Apple, already the world's most valuable company, has reached the $600bn (£378bn) level for the first time.
Only one other company has been worth that much - Apple's old sparring partner Microsoft.
The electronics giant reached that valuation for 13 trading days around the turn of the millennium, at the peak of the technology stock mania.
At its highest level, on December 30 1999, Microsoft's valuation was $619bn. It's now worth $260bn (£163.76bn).
General Electric came just short of reaching a $600bn valuation in August 2000.
Apple shares hit $644 (£405) yesterday.
Apple's stock is up 59% since the start of the year, an indication that investors are catching up to what analysts have been saying for a while: despite its enormous market capitalisation, Apple's stock has been undervalued relative to its enormous profits.
The rally has also been fuelled by the report of another blow-out holiday quarter and the announcement that Apple will start putting its $97.6bn (£61.47bn) cash hoard to use this summer by paying a dividend and buying back shares.

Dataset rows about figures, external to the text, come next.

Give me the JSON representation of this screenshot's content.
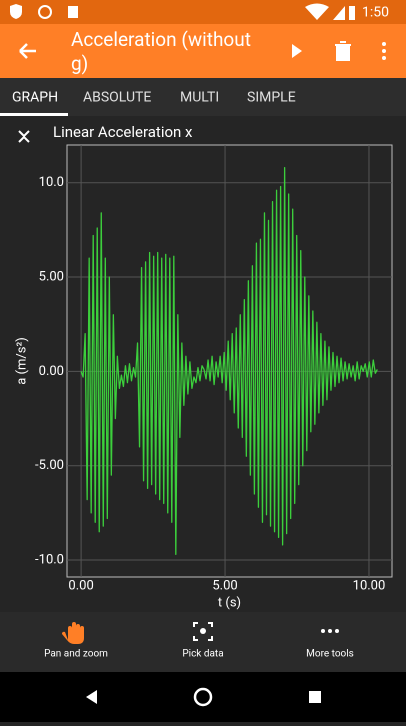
{
  "status_bar": {
    "time": "1:50"
  },
  "app_bar": {
    "title_line1": "Acceleration (without",
    "title_line2": "g)"
  },
  "tabs": [
    "GRAPH",
    "ABSOLUTE",
    "MULTI",
    "SIMPLE"
  ],
  "chart_data": {
    "type": "line",
    "title": "Linear Acceleration x",
    "x_label": "t (s)",
    "y_label": "a (m/s²)",
    "color": "#3ccf3c",
    "grid": true,
    "xlim": [
      -0.49,
      10.8
    ],
    "ylim": [
      -10.9,
      12.0
    ],
    "xticks": [
      {
        "value": 0,
        "label": "0.00"
      },
      {
        "value": 5,
        "label": "5.00"
      },
      {
        "value": 10,
        "label": "10.00"
      }
    ],
    "yticks": [
      {
        "value": -10,
        "label": "-10.0"
      },
      {
        "value": -5,
        "label": "-5.00"
      },
      {
        "value": 0,
        "label": "0.00"
      },
      {
        "value": 5,
        "label": "5.00"
      },
      {
        "value": 10,
        "label": "10.0"
      }
    ],
    "x": [
      0,
      0.07,
      0.14,
      0.21,
      0.28,
      0.35,
      0.42,
      0.49,
      0.56,
      0.63,
      0.7,
      0.77,
      0.84,
      0.91,
      0.98,
      1.05,
      1.12,
      1.19,
      1.26,
      1.33,
      1.4,
      1.47,
      1.54,
      1.61,
      1.68,
      1.75,
      1.82,
      1.89,
      1.96,
      2.03,
      2.1,
      2.17,
      2.24,
      2.31,
      2.38,
      2.45,
      2.52,
      2.59,
      2.66,
      2.73,
      2.8,
      2.87,
      2.94,
      3.01,
      3.08,
      3.15,
      3.22,
      3.29,
      3.36,
      3.43,
      3.5,
      3.57,
      3.64,
      3.71,
      3.78,
      3.85,
      3.92,
      3.99,
      4.06,
      4.13,
      4.2,
      4.27,
      4.34,
      4.41,
      4.48,
      4.55,
      4.62,
      4.69,
      4.76,
      4.83,
      4.9,
      4.97,
      5.04,
      5.11,
      5.18,
      5.25,
      5.32,
      5.39,
      5.46,
      5.53,
      5.6,
      5.67,
      5.74,
      5.81,
      5.88,
      5.95,
      6.02,
      6.09,
      6.16,
      6.23,
      6.3,
      6.37,
      6.44,
      6.51,
      6.58,
      6.65,
      6.72,
      6.79,
      6.86,
      6.93,
      7.0,
      7.07,
      7.14,
      7.21,
      7.28,
      7.35,
      7.42,
      7.49,
      7.56,
      7.63,
      7.7,
      7.77,
      7.84,
      7.91,
      7.98,
      8.05,
      8.12,
      8.19,
      8.26,
      8.33,
      8.4,
      8.47,
      8.54,
      8.61,
      8.68,
      8.75,
      8.82,
      8.89,
      8.96,
      9.03,
      9.1,
      9.17,
      9.24,
      9.31,
      9.38,
      9.45,
      9.52,
      9.59,
      9.66,
      9.73,
      9.8,
      9.87,
      9.94,
      10.01,
      10.08,
      10.15,
      10.22,
      10.29
    ],
    "values": [
      0,
      -0.3,
      2.0,
      -6.8,
      6.0,
      -7.5,
      7.2,
      -8.0,
      7.6,
      -8.5,
      8.4,
      -8.2,
      6.0,
      -7.8,
      5.0,
      -5.5,
      3.0,
      -2.5,
      0.8,
      -0.9,
      -0.2,
      -0.8,
      0.3,
      -0.6,
      0.4,
      -0.5,
      0.2,
      -0.3,
      1.5,
      -4.0,
      5.5,
      -5.8,
      5.8,
      -6.2,
      6.3,
      -6.0,
      6.1,
      -6.5,
      6.3,
      -6.8,
      6.0,
      -7.0,
      6.2,
      -7.5,
      6.0,
      -8.0,
      6.1,
      -9.7,
      3.0,
      -3.5,
      1.5,
      -1.8,
      0.8,
      -1.2,
      0.5,
      -0.9,
      -0.3,
      -0.6,
      0.2,
      -0.5,
      0.3,
      0.1,
      -0.4,
      0.6,
      -0.5,
      0.8,
      -0.7,
      0.5,
      -0.3,
      0.8,
      -0.6,
      1.0,
      -1.0,
      1.6,
      -1.5,
      2.0,
      -2.2,
      2.3,
      -3.0,
      3.0,
      -3.5,
      3.8,
      -4.5,
      4.8,
      -5.5,
      5.6,
      -6.5,
      6.8,
      -7.2,
      7.0,
      -8.0,
      8.4,
      -7.6,
      8.0,
      -8.2,
      9.0,
      -8.5,
      9.6,
      -8.8,
      9.8,
      -9.2,
      10.8,
      -8.6,
      9.4,
      -7.8,
      8.6,
      -7.0,
      7.2,
      -6.0,
      6.4,
      -5.0,
      5.0,
      -4.2,
      4.0,
      -3.2,
      3.2,
      -2.8,
      2.6,
      -2.2,
      2.0,
      -1.8,
      1.6,
      -1.5,
      1.3,
      -1.0,
      1.0,
      -0.8,
      0.8,
      -0.6,
      0.7,
      -0.5,
      0.5,
      -0.4,
      0.4,
      -0.3,
      0.3,
      -0.5,
      0.5,
      -0.4,
      0.3,
      0,
      0.4,
      -0.3,
      0.5,
      -0.3,
      0.6,
      -0.1,
      0.1
    ]
  },
  "toolbar": [
    "Pan and zoom",
    "Pick data",
    "More tools"
  ]
}
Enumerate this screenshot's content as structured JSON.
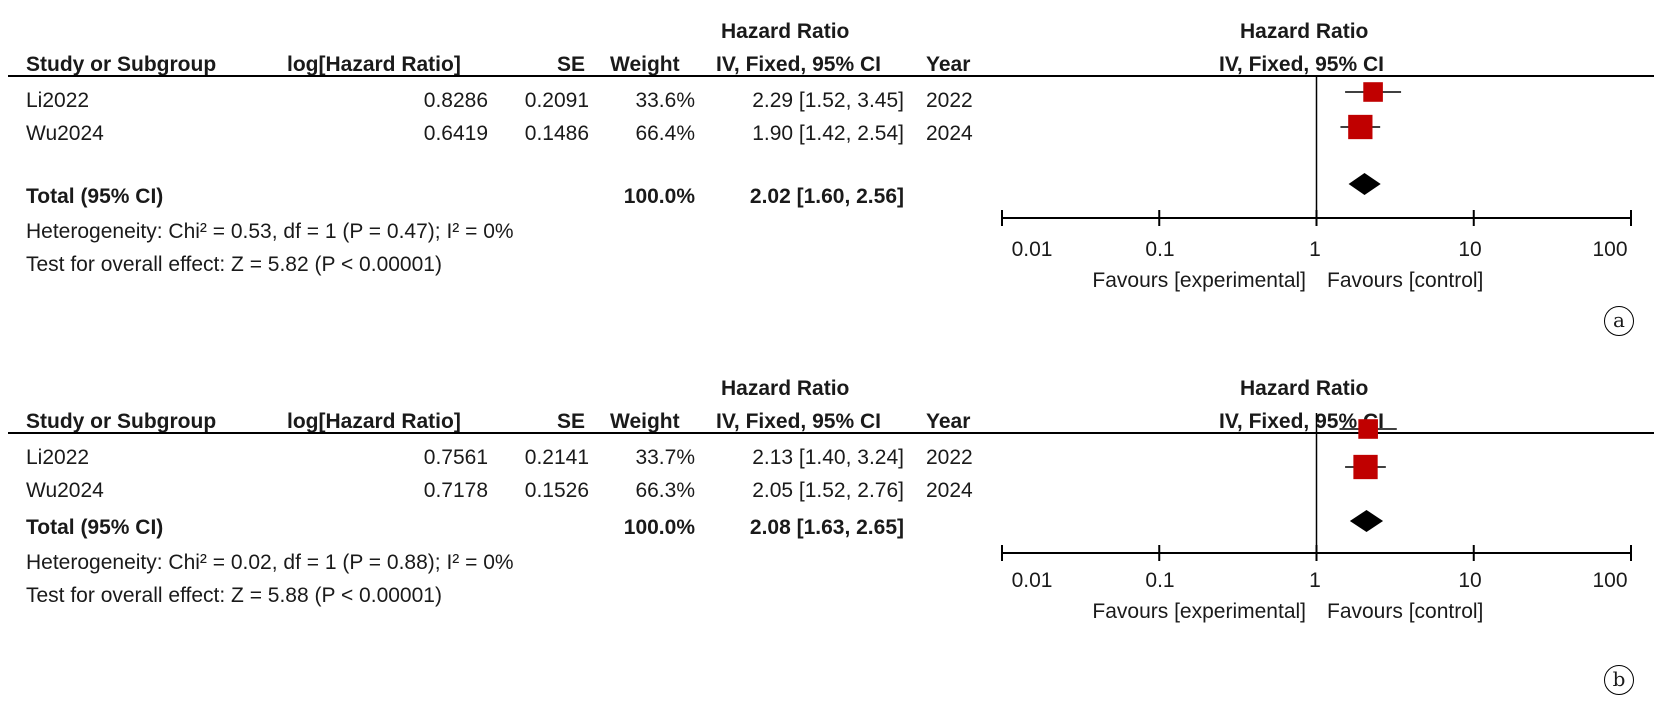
{
  "headers": {
    "hr_group": "Hazard Ratio",
    "study": "Study or Subgroup",
    "loghr": "log[Hazard Ratio]",
    "se": "SE",
    "weight": "Weight",
    "ci": "IV, Fixed, 95% CI",
    "year": "Year",
    "plot_group": "Hazard Ratio",
    "plot_method": "IV, Fixed, 95% CI"
  },
  "x_axis": {
    "ticks": [
      0.01,
      0.1,
      1,
      10,
      100
    ],
    "tick_labels": [
      "0.01",
      "0.1",
      "1",
      "10",
      "100"
    ],
    "favours_left": "Favours [experimental]",
    "favours_right": "Favours [control]",
    "scale": "log"
  },
  "colors": {
    "study_marker": "#c00000",
    "total_marker": "#000000"
  },
  "chart_data": [
    {
      "type": "forest",
      "panel_label": "a",
      "studies": [
        {
          "name": "Li2022",
          "loghr": "0.8286",
          "se": "0.2091",
          "weight": "33.6%",
          "ci_text": "2.29 [1.52, 3.45]",
          "year": "2022",
          "hr": 2.29,
          "lower": 1.52,
          "upper": 3.45,
          "w": 33.6
        },
        {
          "name": "Wu2024",
          "loghr": "0.6419",
          "se": "0.1486",
          "weight": "66.4%",
          "ci_text": "1.90 [1.42, 2.54]",
          "year": "2024",
          "hr": 1.9,
          "lower": 1.42,
          "upper": 2.54,
          "w": 66.4
        }
      ],
      "total": {
        "label": "Total (95% CI)",
        "weight": "100.0%",
        "ci_text": "2.02 [1.60, 2.56]",
        "hr": 2.02,
        "lower": 1.6,
        "upper": 2.56
      },
      "heterogeneity": "Heterogeneity: Chi² = 0.53, df = 1 (P = 0.47); I² = 0%",
      "overall_effect": "Test for overall effect: Z = 5.82 (P < 0.00001)"
    },
    {
      "type": "forest",
      "panel_label": "b",
      "studies": [
        {
          "name": "Li2022",
          "loghr": "0.7561",
          "se": "0.2141",
          "weight": "33.7%",
          "ci_text": "2.13 [1.40, 3.24]",
          "year": "2022",
          "hr": 2.13,
          "lower": 1.4,
          "upper": 3.24,
          "w": 33.7
        },
        {
          "name": "Wu2024",
          "loghr": "0.7178",
          "se": "0.1526",
          "weight": "66.3%",
          "ci_text": "2.05 [1.52, 2.76]",
          "year": "2024",
          "hr": 2.05,
          "lower": 1.52,
          "upper": 2.76,
          "w": 66.3
        }
      ],
      "total": {
        "label": "Total (95% CI)",
        "weight": "100.0%",
        "ci_text": "2.08 [1.63, 2.65]",
        "hr": 2.08,
        "lower": 1.63,
        "upper": 2.65
      },
      "heterogeneity": "Heterogeneity: Chi² = 0.02, df = 1 (P = 0.88); I² = 0%",
      "overall_effect": "Test for overall effect: Z = 5.88 (P < 0.00001)"
    }
  ]
}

Apple's market capitalisation hit $500bn (£314.9bn) on February 29.
That, in itself, was a rare achievement: only five other US companies have ever been worth that much.
Many analysts think Apple can get there, though.
Last week, Brian White of Topeka Capital Markets was the first to set a stock price target of more than $800 (£503), with a goal of $1,001 (£630.48). That target implies a market capitalisation of $932bn (£587.02bn).
Mr White believes Apple will expand its reach this year by starting to sell the iPhone through China Mobile, that country's largest phone company, and by launching a TV set.
Apple has not confirmed either piece of speculation.